I'm facing this in 7.10.2 currently. The annoying thing I find about this is that there is no sign in the API (/_node/pipelines, or /_node/stats) that the pipeline is shutdown. Not even in .pipelines.main.reloads

This makes it harder to write a health-check (without resorting to collecting metrics over time)

# curl -s 127.0.0.1:9600/_node/stats | jq .
{
    "host": "...",
    "version": "7.10.2",
    "http_address": "127.0.0.1:9600",
    "id": "...",
    "name": "...",
    "ephemeral_id": "...",
    "status": "green",
    "snapshot": false,
    "pipeline": {
      "workers": 4,
      "batch_size": 250,
      "batch_delay": 50
    },
    "jvm": {"..."},
    "process": {"..."},
    "events": {
      "in": 1552,
      "filtered": 0,
      "out": 0,
      "duration_in_millis": 0,
      "queue_push_duration_in_millis": 5
    },
    "pipelines": {
      "main": {
        "events": {
          "queue_push_duration_in_millis": 5,
          "out": 0,
          "filtered": 0,
          "duration_in_millis": 0,
          "in": 1552
        },
        "plugins": {"..."},
        "reloads": {
          "last_failure_timestamp": null,
          "failures": 0,
          "last_success_timestamp": null,
          "last_error": null,
          "successes": 0
        },
        "queue": {"..."},
        "hash": "...",
        "ephemeral_id": "..."
      }
    },
    "reloads": {
      "failures": 0,
      "successes": 0
    },
    "os": {"..."},
    "queue": {"..."}
  }

So in this case, I detect the presence of this condition by assuming that "javapipeline - Pipeline worker error, the pipeline will be stopped" is the last line in the logs.

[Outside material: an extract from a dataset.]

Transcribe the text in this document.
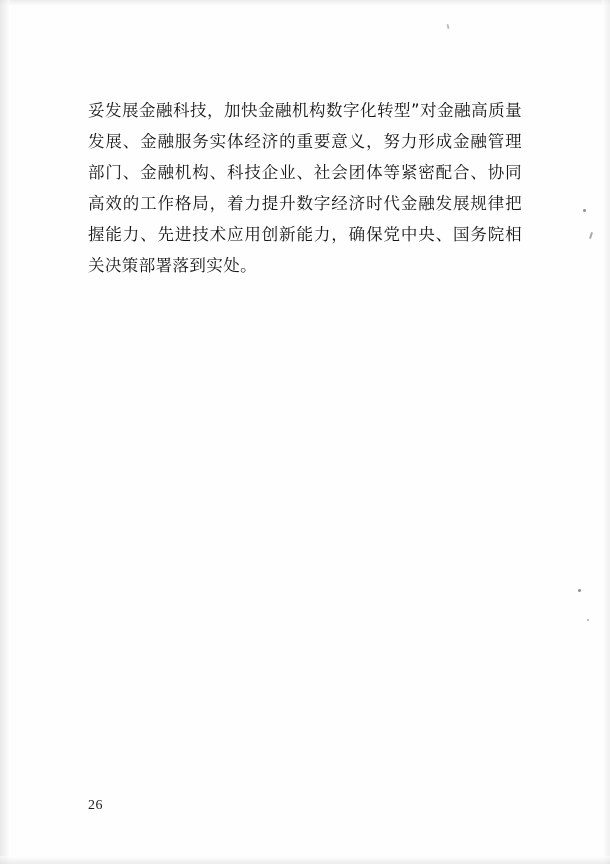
妥发展金融科技，加快金融机构数字化转型”对金融高质量发展、金融服务实体经济的重要意义，努力形成金融管理部门、金融机构、科技企业、社会团体等紧密配合、协同高效的工作格局，着力提升数字经济时代金融发展规律把握能力、先进技术应用创新能力，确保党中央、国务院相关决策部署落到实处。

26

cameronkerrnz avatar Feb 23 '21 03:02 cameronkerrnz

how should i restart a failed pipeline?

zdyj3170101136 avatar Jul 31 '25 11:07 zdyj3170101136

By restarting Logstash 😭

This problem was so blocking (and dangerous for our business) that I merged all pipelines into one mono-pipeline 🤢🤮

This way, when the only pipeline is blocked, Logstash restarts automatically, hence unlock the pipeline.

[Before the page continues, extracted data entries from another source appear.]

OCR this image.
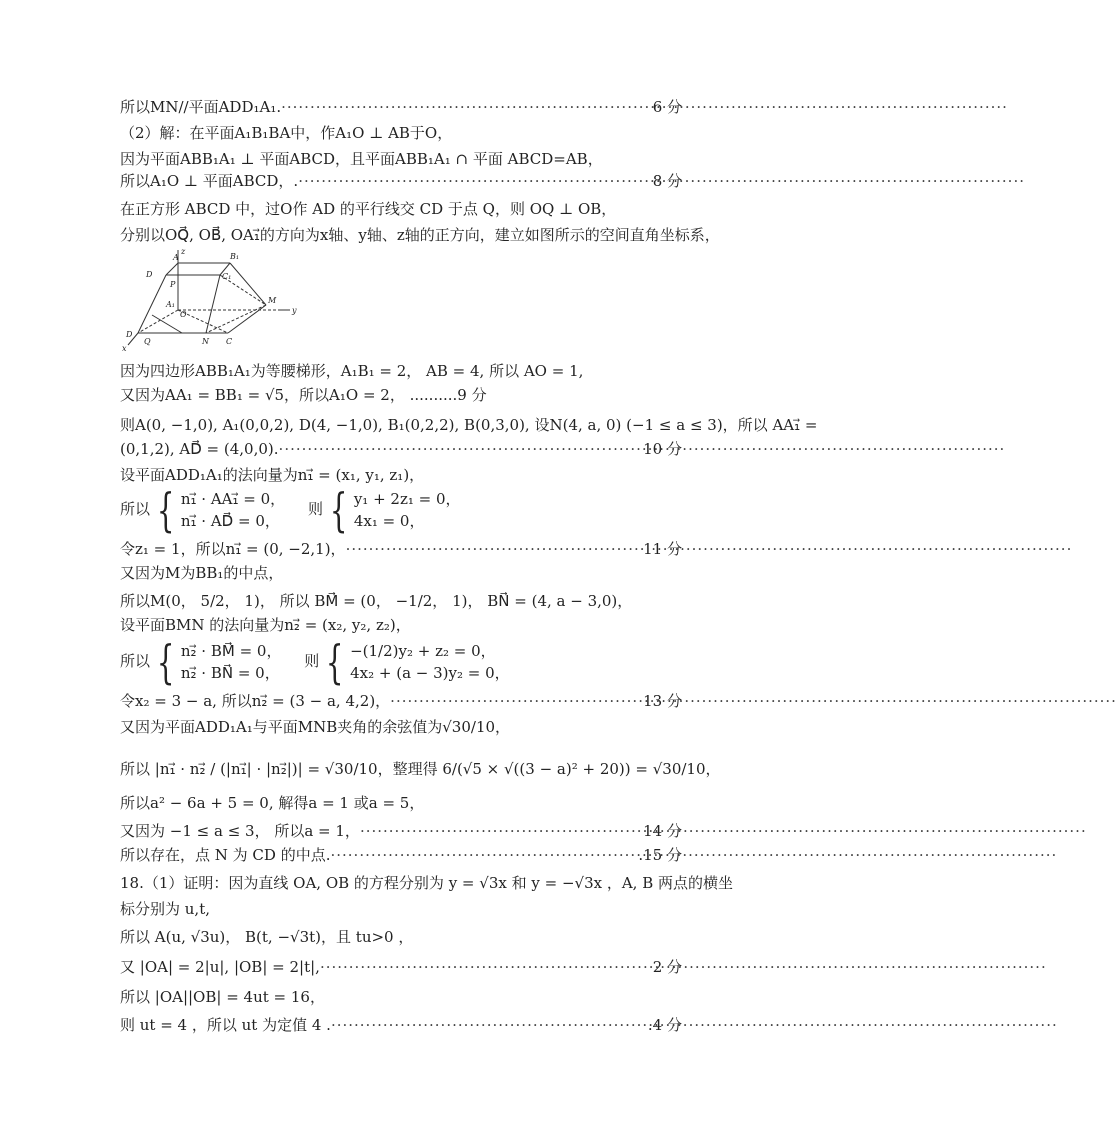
6 分
所以MN//平面ADD₁A₁.
·····
（2）解：在平面A₁B₁BA中，作A₁O ⊥ AB于O，
因为平面ABB₁A₁ ⊥ 平面ABCD，且平面ABB₁A₁ ∩ 平面 ABCD=AB，
8 分
所以A₁O ⊥ 平面ABCD，.
·····
在正方形 ABCD 中，过O作 AD 的平行线交 CD 于点 Q，则 OQ ⊥ OB，
分别以OQ⃗, OB⃗, OA₁⃗的方向为x轴、y轴、z轴的正方向，建立如图所示的空间直角坐标系，
z
A	B₁
D	C₁
M
P
A₁
O	y
D
x
Q	N C
因为四边形ABB₁A₁为等腰梯形，A₁B₁ = 2， AB = 4, 所以 AO = 1,
又因为AA₁ = BB₁ = √5，所以A₁O = 2， ..........9 分
则A(0, −1,0), A₁(0,0,2), D(4, −1,0), B₁(0,2,2), B(0,3,0), 设N(4, a, 0) (−1 ≤ a ≤ 3)，所以 AA₁⃗ =
10 分
(0,1,2), AD⃗ = (4,0,0).
·····
设平面ADD₁A₁的法向量为n₁⃗ = (x₁, y₁, z₁)，
所以 { n₁⃗ · AA₁⃗ = 0，
n₁⃗ · AD⃗ = 0，
则 { y₁ + 2z₁ = 0，
4x₁ = 0，
11 分
令z₁ = 1，所以n₁⃗ = (0, −2,1)，
·····
又因为M为BB₁的中点，
所以M(0， 5/2， 1)， 所以 BM⃗ = (0， −1/2， 1)， BN⃗ = (4, a − 3,0)，
设平面BMN 的法向量为n₂⃗ = (x₂, y₂, z₂)，
所以 { n₂⃗ · BM⃗ = 0，
n₂⃗ · BN⃗ = 0，
则 { −(1/2)y₂ + z₂ = 0，
4x₂ + (a − 3)y₂ = 0，
13 分
令x₂ = 3 − a, 所以n₂⃗ = (3 − a, 4,2)，
·····
又因为平面ADD₁A₁与平面MNB夹角的余弦值为√30/10，
所以 |n₁⃗ · n₂⃗ / (|n₁⃗| · |n₂⃗|)| = √30/10，整理得 6/(√5 × √((3 − a)² + 20)) = √30/10，
所以a² − 6a + 5 = 0, 解得a = 1 或a = 5，
14 分
又因为 −1 ≤ a ≤ 3， 所以a = 1，
·····
.15 分
所以存在，点 N 为 CD 的中点.
·····
18.（1）证明：因为直线 OA, OB 的方程分别为 y = √3x 和 y = −√3x ，A, B 两点的横坐
标分别为 u,t,
所以 A(u, √3u)， B(t, −√3t)，且 tu>0 ，
2 分
又 |OA| = 2|u|, |OB| = 2|t|,
·····
所以 |OA||OB| = 4ut = 16，
.4 分
则 ut = 4 ，所以 ut 为定值 4 .
·····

I hate this but did not find any better solution.

hilsonp avatar Jul 31 '25 17:07 hilsonp

By restarting Logstash 😭

This problem was so blocking (and dangerous for our business) that I merged all pipelines into one mono-pipeline 🤢🤮

This way, when the only pipeline is blocked, Logstash restarts automatically, hence unlock the pipeline.

I hate this but did not find any better solution.

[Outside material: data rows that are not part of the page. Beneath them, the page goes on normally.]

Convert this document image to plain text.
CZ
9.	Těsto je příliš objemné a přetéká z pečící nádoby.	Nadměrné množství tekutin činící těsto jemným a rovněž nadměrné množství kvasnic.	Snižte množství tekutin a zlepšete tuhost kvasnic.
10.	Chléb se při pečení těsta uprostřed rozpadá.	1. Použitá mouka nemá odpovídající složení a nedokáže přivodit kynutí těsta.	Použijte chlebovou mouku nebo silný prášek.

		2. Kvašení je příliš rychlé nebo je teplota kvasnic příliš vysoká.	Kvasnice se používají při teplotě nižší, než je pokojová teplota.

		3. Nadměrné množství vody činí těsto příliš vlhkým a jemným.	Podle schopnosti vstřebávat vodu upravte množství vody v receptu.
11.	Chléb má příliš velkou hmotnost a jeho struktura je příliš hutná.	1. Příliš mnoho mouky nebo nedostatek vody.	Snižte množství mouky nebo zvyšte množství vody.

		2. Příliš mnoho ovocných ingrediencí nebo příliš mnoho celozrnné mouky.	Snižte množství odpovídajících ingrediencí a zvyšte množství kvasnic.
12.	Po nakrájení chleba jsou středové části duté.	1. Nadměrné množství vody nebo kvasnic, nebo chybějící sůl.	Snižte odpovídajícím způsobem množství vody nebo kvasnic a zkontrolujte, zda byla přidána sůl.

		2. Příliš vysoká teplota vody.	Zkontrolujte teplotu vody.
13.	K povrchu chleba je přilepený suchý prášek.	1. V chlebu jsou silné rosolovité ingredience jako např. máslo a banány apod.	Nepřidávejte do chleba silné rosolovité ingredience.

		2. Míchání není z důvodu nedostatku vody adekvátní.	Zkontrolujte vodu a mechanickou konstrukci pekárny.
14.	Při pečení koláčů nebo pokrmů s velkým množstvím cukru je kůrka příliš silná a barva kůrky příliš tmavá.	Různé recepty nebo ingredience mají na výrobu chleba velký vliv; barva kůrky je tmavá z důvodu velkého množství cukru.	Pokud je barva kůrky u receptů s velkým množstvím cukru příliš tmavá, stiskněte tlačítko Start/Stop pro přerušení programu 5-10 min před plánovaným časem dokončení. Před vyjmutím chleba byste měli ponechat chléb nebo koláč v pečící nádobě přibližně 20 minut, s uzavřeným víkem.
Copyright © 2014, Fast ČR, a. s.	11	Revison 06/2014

The original problem, comparing string against number in the issue description was fixed (in Logstash 8.16 if I am not mistaken) and will not cause pipeline crash.

On top of that, Logstash included health report API, which can show RED status with a reasonable status (e.g PIPELINE_TERMINATED), you can leverage this API.

If you please provide you logs, pipeline configs versions (Logstash and plugins) you are using, we might have better insights about the situation. Thanks.

mashhurs avatar Oct 11 '25 00:10 mashhurs